So how is all of this working for us? Our retention rate stayed between 85 percent and 90 percent in a down economy. Our survey ratings on staff interaction improve every year. Our team seeks out positive interactions with members. We're never going to be finished with this initiative, but it's the right path for us. We know that excellent member service may not make a member stay, but bad member service can easily be the reason a member leaves.
Try these easy steps to build better relationships with your members:
Google News Alerts can tell you when your members are in the news.You can set the search terms for your organization or names of particular members. Congratulate them with a handwritten note or even a framed copy of the article.

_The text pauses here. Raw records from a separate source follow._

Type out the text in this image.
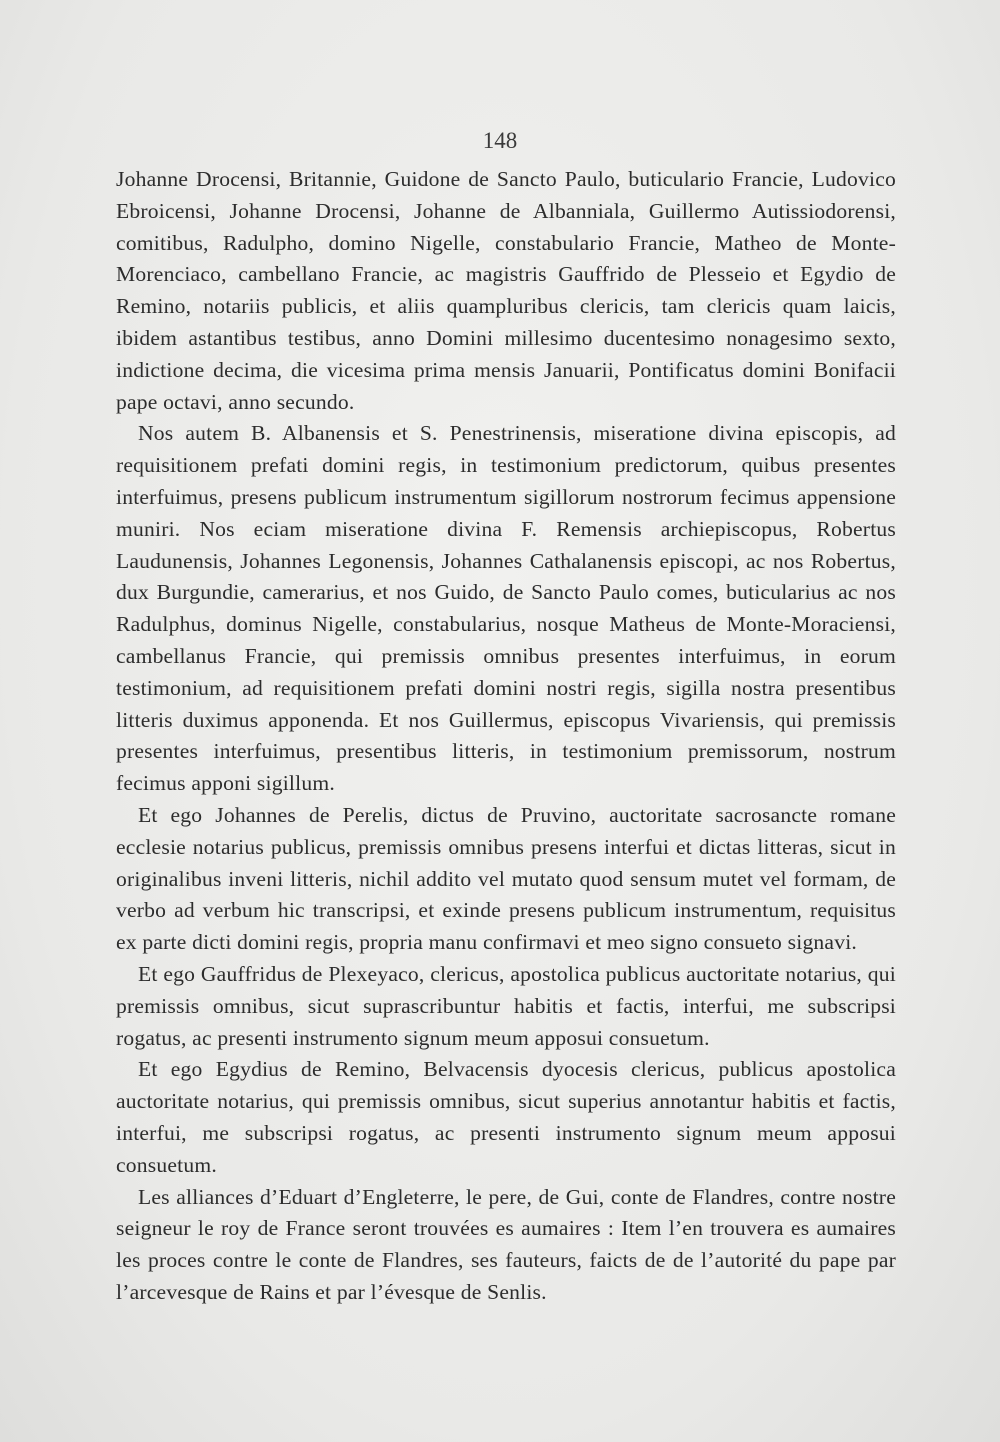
148

Johanne Drocensi, Britannie, Guidone de Sancto Paulo, buticulario Francie, Ludovico Ebroicensi, Johanne Drocensi, Johanne de Albanniala, Guillermo Autissiodorensi, comitibus, Radulpho, domino Nigelle, constabulario Francie, Matheo de Monte-Morenciaco, cambellano Francie, ac magistris Gauffrido de Plesseio et Egydio de Remino, notariis publicis, et aliis quampluribus clericis, tam clericis quam laicis, ibidem astantibus testibus, anno Domini millesimo ducentesimo nonagesimo sexto, indictione decima, die vicesima prima mensis Januarii, Pontificatus domini Bonifacii pape octavi, anno secundo.

Nos autem B. Albanensis et S. Penestrinensis, miseratione divina episcopis, ad requisitionem prefati domini regis, in testimonium predictorum, quibus presentes interfuimus, presens publicum instrumentum sigillorum nostrorum fecimus appensione muniri. Nos eciam miseratione divina F. Remensis archiepiscopus, Robertus Laudunensis, Johannes Legonensis, Johannes Cathalanensis episcopi, ac nos Robertus, dux Burgundie, camerarius, et nos Guido, de Sancto Paulo comes, buticularius ac nos Radulphus, dominus Nigelle, constabularius, nosque Matheus de Monte-Moraciensi, cambellanus Francie, qui premissis omnibus presentes interfuimus, in eorum testimonium, ad requisitionem prefati domini nostri regis, sigilla nostra presentibus litteris duximus apponenda. Et nos Guillermus, episcopus Vivariensis, qui premissis presentes interfuimus, presentibus litteris, in testimonium premissorum, nostrum fecimus apponi sigillum.

Et ego Johannes de Perelis, dictus de Pruvino, auctoritate sacrosancte romane ecclesie notarius publicus, premissis omnibus presens interfui et dictas litteras, sicut in originalibus inveni litteris, nichil addito vel mutato quod sensum mutet vel formam, de verbo ad verbum hic transcripsi, et exinde presens publicum instrumentum, requisitus ex parte dicti domini regis, propria manu confirmavi et meo signo consueto signavi.

Et ego Gauffridus de Plexeyaco, clericus, apostolica publicus auctoritate notarius, qui premissis omnibus, sicut suprascribuntur habitis et factis, interfui, me subscripsi rogatus, ac presenti instrumento signum meum apposui consuetum.

Et ego Egydius de Remino, Belvacensis dyocesis clericus, publicus apostolica auctoritate notarius, qui premissis omnibus, sicut superius annotantur habitis et factis, interfui, me subscripsi rogatus, ac presenti instrumento signum meum apposui consuetum.

Les alliances d’Eduart d’Engleterre, le pere, de Gui, conte de Flandres, contre nostre seigneur le roy de France seront trouvées es aumaires : Item l’en trouvera es aumaires les proces contre le conte de Flandres, ses fauteurs, faicts de de l’autorité du pape par l’arcevesque de Rains et par l’évesque de Senlis.
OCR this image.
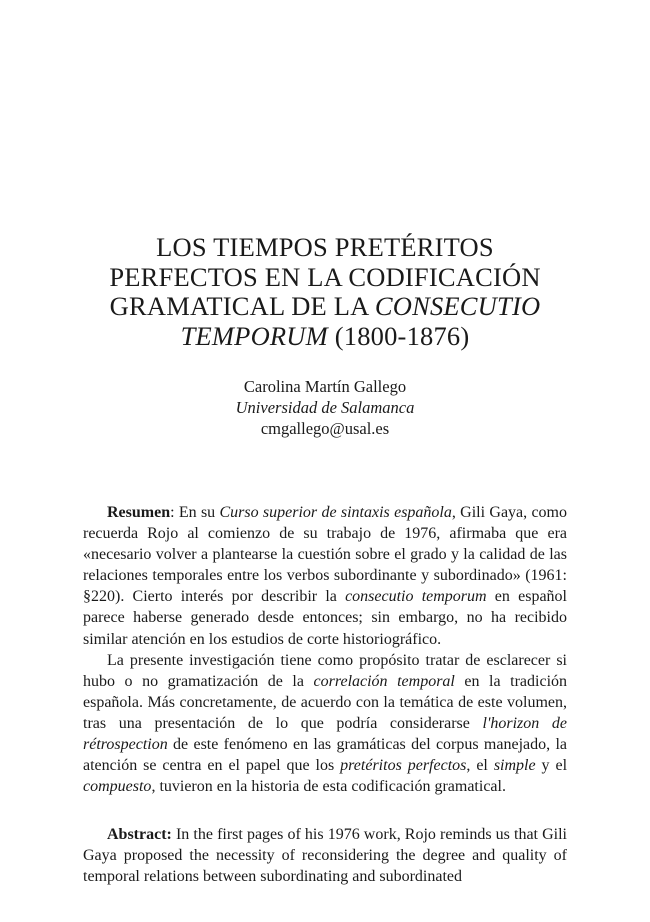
LOS TIEMPOS PRETÉRITOS
PERFECTOS EN LA CODIFICACIÓN
GRAMATICAL DE LA CONSECUTIO
TEMPORUM (1800-1876)
Carolina Martín Gallego
Universidad de Salamanca
cmgallego@usal.es

Resumen: En su Curso superior de sintaxis española, Gili Gaya, como recuerda Rojo al comienzo de su trabajo de 1976, afirmaba que era «necesario volver a plantearse la cuestión sobre el grado y la calidad de las relaciones temporales entre los verbos subordinante y subordinado» (1961: §220). Cierto interés por describir la consecutio temporum en español parece haberse generado desde entonces; sin embargo, no ha recibido similar atención en los estudios de corte historiográfico.

La presente investigación tiene como propósito tratar de esclarecer si hubo o no gramatización de la correlación temporal en la tradición española. Más concretamente, de acuerdo con la temática de este volumen, tras una presentación de lo que podría considerarse l'horizon de rétrospection de este fenómeno en las gramáticas del corpus manejado, la atención se centra en el papel que los pretéritos perfectos, el simple y el compuesto, tuvieron en la historia de esta codificación gramatical.

Abstract: In the first pages of his 1976 work, Rojo reminds us that Gili Gaya proposed the necessity of reconsidering the degree and quality of temporal relations between subordinating and subordinated
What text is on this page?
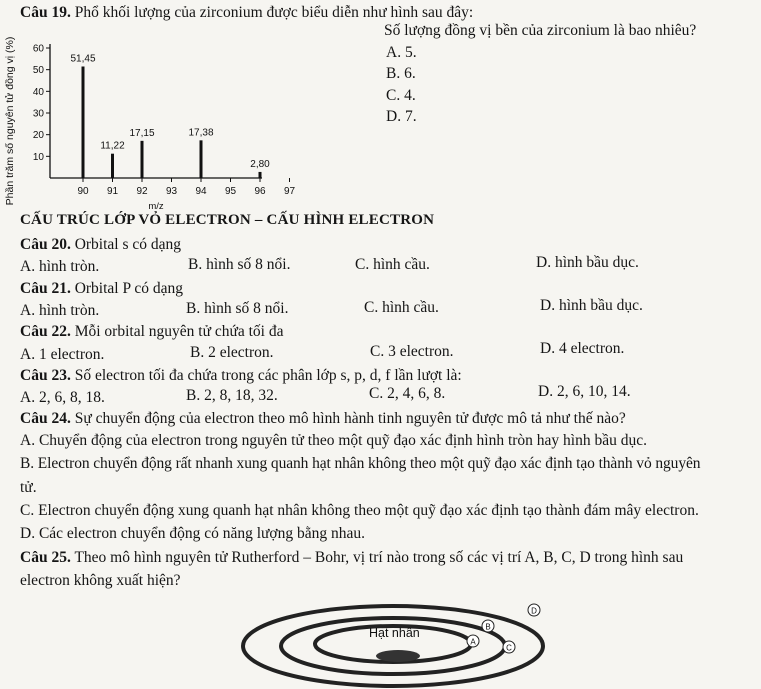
Câu 19. Phổ khối lượng của zirconium được biểu diễn như hình sau đây:
Số lượng đồng vị bền của zirconium là bao nhiêu?
A. 5.
B. 6.
C. 4.
D. 7.
10
20
30
40
50
60
90 91 92 93 94 95 96 97
51,45
11,22
17,15	17,38
2,80
m/z
Phần trăm số nguyên tử đồng vị (%)
CẤU TRÚC LỚP VỎ ELECTRON – CẤU HÌNH ELECTRON
Câu 20. Orbital s có dạng
A. hình tròn.	B. hình số 8 nổi.	C. hình cầu.	D. hình bầu dục.
Câu 21. Orbital P có dạng
A. hình tròn.	B. hình số 8 nổi.	C. hình cầu.	D. hình bầu dục.
Câu 22. Mỗi orbital nguyên tử chứa tối đa
A. 1 electron.	B. 2 electron.	C. 3 electron.	D. 4 electron.
Câu 23. Số electron tối đa chứa trong các phân lớp s, p, d, f lần lượt là:
A. 2, 6, 8, 18.	B. 2, 8, 18, 32.	C. 2, 4, 6, 8.	D. 2, 6, 10, 14.
Câu 24. Sự chuyển động của electron theo mô hình hành tinh nguyên tử được mô tả như thế nào?
A. Chuyển động của electron trong nguyên tử theo một quỹ đạo xác định hình tròn hay hình bầu dục.
B. Electron chuyển động rất nhanh xung quanh hạt nhân không theo một quỹ đạo xác định tạo thành vỏ nguyên
tử.
C. Electron chuyển động xung quanh hạt nhân không theo một quỹ đạo xác định tạo thành đám mây electron.
D. Các electron chuyển động có năng lượng bằng nhau.
Câu 25. Theo mô hình nguyên tử Rutherford – Bohr, vị trí nào trong số các vị trí A, B, C, D trong hình sau
electron không xuất hiện?
Hạt nhân
A
B
C
D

Celebrate new additions. We made baby Onesies with "Entrepreneur in Training" on the front and our logo. They cost about $7 each, and our members go crazy when we send them. I ask them to send photos of their babies wearing them to post in the kitchen here.
Recognize membership anniversaries. A member in Korea approached me at an event to tell me he received a letter from our executive director congratulating him on his second year with EO. Something as simple as a letter made a difference to him.
Recognize birthdays. What's easier than wishing a member a happy birthday? Why automate it when you can involve the entire staff team? We post a calendar in the kitchen, and staff sign up for days.
Don't underestimate inexpensive giveaways. When I have an upset member sharing a negative experience with me, he gets a handwritten note and an EO hat in the mail.
How should you react when you receive negative feedback? Here are a few things to try.
Let them have their say. Sometimes people just need to vent. Take good notes while they're letting it fly, and don't even think of getting defensive.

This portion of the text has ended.